According to psychiatrist Jair Mari, the current mental health public policy, with the Caps (psychosocial care centers), is very much focused on the most serious conditions. “There is a hiatus. A person with depression, anxiety, with attention deficit disorder, with bulimia, cannot be seen.”

For him, Datafolha data show that this idea that Brazilian society is very medicalized is not real. “Those who are medicalized are the rich, who have access to psychoanalysis, psychiatrists, medication. We live the law of inverted care. Those who need it, don’t have it. And those who don’t need it, have too much.”
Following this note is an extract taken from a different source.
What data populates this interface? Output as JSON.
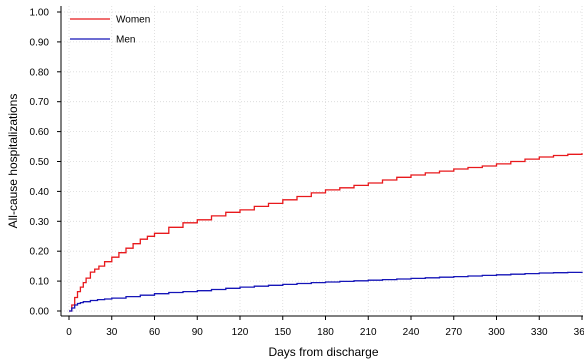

Christian Kieling, professor of the Department of Psychiatry at the Federal University of Rio Grande do Sul (UFRGS), points out that, in Brazil, mental health is still seen as a privilege, not a right. “Most care takes place in private offices. The person has to be very well off to be able to take care of his mental health or he has to be very bad to get treatment in the public network”, he says. “And those who are between these two poles are often neglected.”

Stigma is also another obstacle, according to Rodrigo Leite. “If the person does not admit to having a problem, this ends up delaying the search for help or even preventing it”, says the psychiatrist.

The Datafolha survey also assessed Brazilians’ perception of physical health. Again, only a minority (6%) considers it bad or terrible, an index similar to that of mental health. Among men, 72% classified it as excellent or good and 23% as regular.

“Both evaluations appear with the same magnitude, so primary health care needs to have a look, at least, of equating physical and mental health”, says Kieling.

For Rodrigo Leite, Brazilians are normalizing having poor physical and mental health. “We are normalizing having depression, being obese, not doing physical activity. The social perception of illness is not cool.”